I am writing in response to recent opinion letters voicing concern that those who do not support Donald Trump do not understand the Constitution, the definitions of a republic or a democracy, or the functions of the Electoral College.
The argument that the United States is a republic and not a democracy is a flawed argument that we as a nation are only a single form of government. While the definition given for both a republic and democracy are correct, the opinion that we are one, a republic, and not the other, a democracy, is flawed. We are both.
While it can be said that the U.S. is not a direct democracy, in which laws are made by predominantly majority vote, it is true that the U.S. is a “representative” democracy.
Our Founding Fathers and Framers called our form of government both a democracy and a republic; John Adams in 1794, Noah Webster in 1785, St. George Tucker in 1803 and Thomas Jefferson in 1815.
The U.S., in addition to being a representative democracy is also a constitutional democracy. This means that the courts recognize some measure of the democratic will. This also makes us a constitutional republic.
Nevertheless, in both forms of government, a republic and a democracy, there is no indication that either has any expectation that the will of the people shall be ignored or subjugated to the Electoral College.

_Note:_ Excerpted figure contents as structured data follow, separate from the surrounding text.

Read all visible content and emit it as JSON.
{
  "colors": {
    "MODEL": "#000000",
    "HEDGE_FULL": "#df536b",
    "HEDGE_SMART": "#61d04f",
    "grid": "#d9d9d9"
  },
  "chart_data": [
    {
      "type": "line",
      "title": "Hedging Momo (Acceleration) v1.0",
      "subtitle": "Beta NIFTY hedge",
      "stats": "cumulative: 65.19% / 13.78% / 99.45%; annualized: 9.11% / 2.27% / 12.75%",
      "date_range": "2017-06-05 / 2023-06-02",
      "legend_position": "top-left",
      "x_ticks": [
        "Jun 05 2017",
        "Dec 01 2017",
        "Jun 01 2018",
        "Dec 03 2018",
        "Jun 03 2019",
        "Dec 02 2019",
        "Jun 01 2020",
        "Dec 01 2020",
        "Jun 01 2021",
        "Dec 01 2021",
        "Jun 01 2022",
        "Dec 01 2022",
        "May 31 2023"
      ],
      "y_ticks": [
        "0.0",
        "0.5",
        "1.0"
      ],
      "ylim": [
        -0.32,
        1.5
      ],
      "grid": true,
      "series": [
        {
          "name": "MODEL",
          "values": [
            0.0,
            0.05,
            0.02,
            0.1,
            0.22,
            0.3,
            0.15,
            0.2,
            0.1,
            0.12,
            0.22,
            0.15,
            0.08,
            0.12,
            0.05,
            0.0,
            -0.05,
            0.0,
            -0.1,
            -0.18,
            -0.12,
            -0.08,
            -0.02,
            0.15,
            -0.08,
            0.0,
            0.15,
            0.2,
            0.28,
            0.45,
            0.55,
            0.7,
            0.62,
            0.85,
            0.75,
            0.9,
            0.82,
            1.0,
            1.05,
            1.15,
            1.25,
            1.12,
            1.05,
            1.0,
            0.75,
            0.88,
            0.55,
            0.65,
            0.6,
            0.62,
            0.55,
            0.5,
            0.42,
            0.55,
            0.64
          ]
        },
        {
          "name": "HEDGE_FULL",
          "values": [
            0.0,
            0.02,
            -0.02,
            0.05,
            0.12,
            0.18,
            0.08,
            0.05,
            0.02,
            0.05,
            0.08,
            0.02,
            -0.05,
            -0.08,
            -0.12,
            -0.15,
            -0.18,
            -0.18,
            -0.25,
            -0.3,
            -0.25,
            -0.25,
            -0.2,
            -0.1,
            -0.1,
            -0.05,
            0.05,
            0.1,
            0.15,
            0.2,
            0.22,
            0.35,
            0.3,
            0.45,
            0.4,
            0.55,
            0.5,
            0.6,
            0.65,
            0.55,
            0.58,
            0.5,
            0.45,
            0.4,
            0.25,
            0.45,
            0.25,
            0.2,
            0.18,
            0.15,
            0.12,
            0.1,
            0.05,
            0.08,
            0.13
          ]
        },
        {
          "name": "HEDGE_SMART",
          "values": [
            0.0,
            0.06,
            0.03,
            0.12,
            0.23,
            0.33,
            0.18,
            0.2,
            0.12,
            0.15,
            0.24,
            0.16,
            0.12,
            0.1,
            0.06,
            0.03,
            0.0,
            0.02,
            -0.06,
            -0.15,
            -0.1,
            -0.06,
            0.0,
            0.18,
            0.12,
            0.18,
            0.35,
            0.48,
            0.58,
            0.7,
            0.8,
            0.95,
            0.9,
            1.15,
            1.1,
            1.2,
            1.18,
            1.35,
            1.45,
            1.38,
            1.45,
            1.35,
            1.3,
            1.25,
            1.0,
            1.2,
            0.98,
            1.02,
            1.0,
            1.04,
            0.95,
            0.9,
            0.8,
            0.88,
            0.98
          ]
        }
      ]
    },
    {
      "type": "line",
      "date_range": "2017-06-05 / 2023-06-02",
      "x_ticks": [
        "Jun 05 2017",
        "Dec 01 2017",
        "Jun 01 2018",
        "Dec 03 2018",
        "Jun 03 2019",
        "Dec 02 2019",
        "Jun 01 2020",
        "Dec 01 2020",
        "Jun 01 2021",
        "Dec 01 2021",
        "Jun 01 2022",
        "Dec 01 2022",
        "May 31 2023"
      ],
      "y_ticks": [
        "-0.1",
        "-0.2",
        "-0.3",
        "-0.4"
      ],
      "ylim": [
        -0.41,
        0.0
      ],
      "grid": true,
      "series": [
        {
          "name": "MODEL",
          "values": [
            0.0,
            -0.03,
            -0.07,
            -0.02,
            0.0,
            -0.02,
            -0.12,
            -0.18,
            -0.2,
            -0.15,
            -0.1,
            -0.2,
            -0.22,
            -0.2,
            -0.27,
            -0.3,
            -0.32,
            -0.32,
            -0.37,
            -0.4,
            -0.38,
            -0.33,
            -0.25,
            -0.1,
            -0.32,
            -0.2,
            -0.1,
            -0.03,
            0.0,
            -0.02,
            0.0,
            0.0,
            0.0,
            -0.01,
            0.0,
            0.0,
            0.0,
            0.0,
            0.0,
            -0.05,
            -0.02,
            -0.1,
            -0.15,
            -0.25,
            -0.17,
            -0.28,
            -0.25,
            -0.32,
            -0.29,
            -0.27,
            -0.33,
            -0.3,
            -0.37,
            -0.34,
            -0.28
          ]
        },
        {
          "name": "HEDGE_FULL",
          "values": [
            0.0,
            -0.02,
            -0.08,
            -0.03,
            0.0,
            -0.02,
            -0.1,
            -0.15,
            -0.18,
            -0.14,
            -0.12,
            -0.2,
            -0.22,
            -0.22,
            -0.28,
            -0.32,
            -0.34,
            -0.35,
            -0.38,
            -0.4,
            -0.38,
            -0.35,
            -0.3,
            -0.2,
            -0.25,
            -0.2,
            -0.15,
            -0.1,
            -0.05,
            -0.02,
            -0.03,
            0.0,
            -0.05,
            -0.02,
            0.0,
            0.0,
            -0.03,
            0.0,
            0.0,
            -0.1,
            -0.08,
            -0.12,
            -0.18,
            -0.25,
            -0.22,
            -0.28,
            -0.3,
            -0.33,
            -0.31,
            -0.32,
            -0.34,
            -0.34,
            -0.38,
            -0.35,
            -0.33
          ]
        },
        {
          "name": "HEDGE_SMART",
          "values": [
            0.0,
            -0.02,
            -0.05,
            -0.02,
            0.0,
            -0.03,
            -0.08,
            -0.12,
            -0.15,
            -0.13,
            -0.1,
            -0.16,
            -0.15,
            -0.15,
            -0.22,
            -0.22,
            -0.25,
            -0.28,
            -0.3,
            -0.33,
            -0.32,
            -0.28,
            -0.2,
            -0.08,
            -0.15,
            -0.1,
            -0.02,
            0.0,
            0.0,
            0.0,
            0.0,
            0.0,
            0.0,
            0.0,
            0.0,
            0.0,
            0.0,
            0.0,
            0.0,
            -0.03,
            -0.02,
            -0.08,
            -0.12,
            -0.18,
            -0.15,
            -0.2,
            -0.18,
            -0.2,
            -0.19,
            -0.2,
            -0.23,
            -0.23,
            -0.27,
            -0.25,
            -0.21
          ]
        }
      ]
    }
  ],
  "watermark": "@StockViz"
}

The argument was then presented that the …”Electoral College makes all the votes of ALL the states count” and this is also a flawed supposition. A popular vote would do the same (1 person, 1 vote; all votes count).
What I believe the writer posits is that the Electoral College equalizes votes, however, simple math tells us this is not the case. Smaller states’ electoral votes carry more clout than states with larger populations.
I choose to believe that most Americans care deeply about what the Constitution says, the laws of this nation, and truly believe that we are a “government of the people, by the people and for the people” (Abraham Lincoln) and not a government of or for any single man.